Figure 6. Post-operative view of upper left second molar with the final ceramometal crown in place.
(a) Shows the post-operative buccal view. (b) Shows post-operative palatal view in relation to upper left second molar.
Discussion
Piezoelectric surgery was first made known by French Jacques and Pierre Curie in 1880 [6]. Since then ultrasonics have been widely known as a treatment modality for cutting bone. Piezoelectric effect refers to a phenomenon wherein electrical tension on crystal and ceramic materials such as quartz results in oscillations of ultrasonic frequency [7]. The vibrations produced are amplified and transferred to a vibrating tip which when applied on bone tissue with slight pressure results in cavitation phenomena. This cutting effect is observed exclusively in mineralized tissue and the procedures which utilized his effect were termed Piezosurgical procedures.
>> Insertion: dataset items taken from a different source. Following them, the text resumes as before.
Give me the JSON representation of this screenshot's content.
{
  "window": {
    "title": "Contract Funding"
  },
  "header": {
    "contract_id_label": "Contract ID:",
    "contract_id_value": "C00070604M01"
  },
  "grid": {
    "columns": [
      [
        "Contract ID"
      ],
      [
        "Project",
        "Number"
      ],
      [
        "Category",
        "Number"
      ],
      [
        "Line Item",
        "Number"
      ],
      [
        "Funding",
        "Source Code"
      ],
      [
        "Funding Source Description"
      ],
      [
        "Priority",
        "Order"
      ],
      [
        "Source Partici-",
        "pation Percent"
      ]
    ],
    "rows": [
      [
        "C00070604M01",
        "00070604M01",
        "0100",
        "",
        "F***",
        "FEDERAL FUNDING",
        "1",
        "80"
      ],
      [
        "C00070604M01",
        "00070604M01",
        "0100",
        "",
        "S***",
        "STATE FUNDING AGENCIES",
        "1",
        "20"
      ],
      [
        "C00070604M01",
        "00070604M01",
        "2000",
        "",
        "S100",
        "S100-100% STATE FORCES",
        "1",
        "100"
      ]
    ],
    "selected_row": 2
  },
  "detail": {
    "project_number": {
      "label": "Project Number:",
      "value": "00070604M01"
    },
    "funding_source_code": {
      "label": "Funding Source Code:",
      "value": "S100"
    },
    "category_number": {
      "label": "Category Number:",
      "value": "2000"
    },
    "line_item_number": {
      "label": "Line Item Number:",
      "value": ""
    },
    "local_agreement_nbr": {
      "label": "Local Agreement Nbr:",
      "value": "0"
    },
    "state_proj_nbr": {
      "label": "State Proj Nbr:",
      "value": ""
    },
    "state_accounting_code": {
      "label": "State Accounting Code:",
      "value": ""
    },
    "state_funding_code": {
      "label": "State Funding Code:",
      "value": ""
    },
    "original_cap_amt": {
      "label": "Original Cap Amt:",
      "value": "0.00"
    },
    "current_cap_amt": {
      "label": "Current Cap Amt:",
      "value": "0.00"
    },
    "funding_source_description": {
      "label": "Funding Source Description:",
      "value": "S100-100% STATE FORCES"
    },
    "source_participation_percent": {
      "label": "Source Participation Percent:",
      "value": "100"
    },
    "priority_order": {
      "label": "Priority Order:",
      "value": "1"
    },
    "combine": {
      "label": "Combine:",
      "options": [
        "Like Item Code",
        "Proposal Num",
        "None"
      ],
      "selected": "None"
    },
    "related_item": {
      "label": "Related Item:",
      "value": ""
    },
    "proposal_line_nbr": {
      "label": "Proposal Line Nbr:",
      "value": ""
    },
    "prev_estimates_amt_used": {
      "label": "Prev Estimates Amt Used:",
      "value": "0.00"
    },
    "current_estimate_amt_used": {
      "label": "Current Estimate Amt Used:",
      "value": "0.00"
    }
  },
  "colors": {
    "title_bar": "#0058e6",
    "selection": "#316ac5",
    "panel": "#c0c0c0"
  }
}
Compared with traditional rotary instrumentation, piezosurgery requires less hand pressure allowing for enhanced operator sensitivity and control. Microvibrations produced by piezosurgery are low frequency modulated vibrations at 25 to 30 khz, which selectively cut the bone without damaging adjacent soft tissues [8]. Owing to limited vibration amplitude (max. 200 μm) and the design of osteotome tips for specific surgical situation, it offers precise micrometric bone cuts [9]. The cutting action is less invasive, producing minimal collateral tissue damage, which results in better healing. Owing to its cavitation effect on physiological solutions, piezosurgery creates a virtually bloodless surgical site that makes visibility in the working area much clearer than with conventional bone cutting instruments [10].
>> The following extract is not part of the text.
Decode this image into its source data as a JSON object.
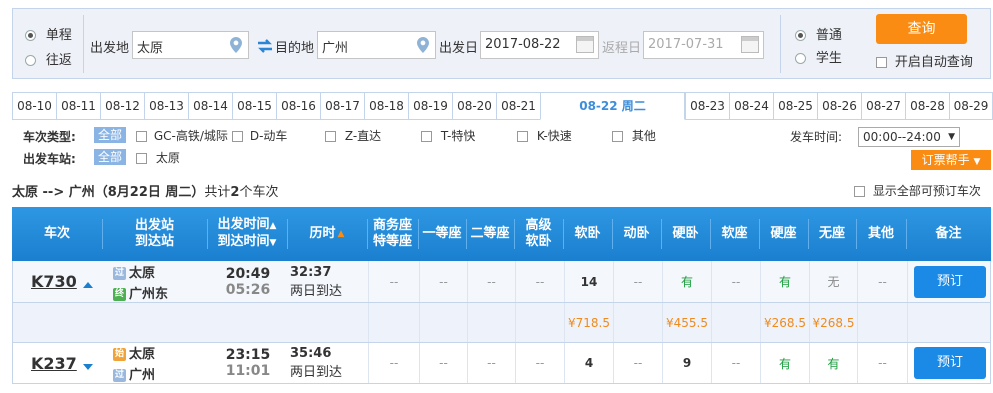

Localized bone necrosis has been reported when the temperature exceeds 47 degrees Celsius for one minute due to the contact of rotating tools [11]. Harder et al. observed that the critical temperature rises only when the irrigation volume is as low as 20 ml per minute [12]. Unlike conventional burs and micro saws, piezosurgery inserts with the help of internal irrigation reduces the risk of postoperative necrosis [13].
Piezosurgery not only cuts the hard tissue selectively, but also produces a haemostatic effect on the surrounding tissue. Thus, it can be put to use in sites where bone is in close proximity to vital and delicate structures such as nerves, blood vessels or the sinus mucosa [14].
Crown lengthening in this present case report was done for the upper left second molar tooth which represents an area of limited access. Since the risk of soft tissue damage is minimal with piezosurgery tips, this method was preferred for carrying out the procedure. The patient healing was uneventful with minimal post-operative discomfort with no report of swelling of gums/post-operative bleeding.
Previous microtopographic and histomorphometric studies have shown that the bone surface cut using piezoelectric tips showed no sign of adverse reactions in the mineralized tissues and live osteocytes were observed with no sign of cellular affliction [15]. Piezosurgery also seems to be more efficient in the first phases of bony healing. A histomorphological study revealed that the piezosurgery increased the concentration of bone morphogenic protein (BMP-4), TGF beta-2, tumor necrosis factor and interleukin-1, 10 and decreased some of the pro-inflammatory cytokines in the bone while stimulating bone remodelling as early as 56 days after treatment [16]. Thus, neo-osteogenesis was shown to be consistently more active in cases where piezosurgery is used [17].
The crown lengthening technique performed with piezosurgery using appropriate inserts makes it possible to effectively reduce bone while preserving root surface integrity. The rate of postoperative wound healing (baseline and 14, 28, and 56 days after surgery) in a dog model following surgical ostectomy and osteoplasty has been used to gauge the efficacy of the piezosurgery instrument compared with a rotary instrument, i.e., carbide bur or a diamond bur. The osseous repair and remodelling following periodontal resective therapy with piezosurgery was found to be more favorable than pruning with carbide or diamond burs [18].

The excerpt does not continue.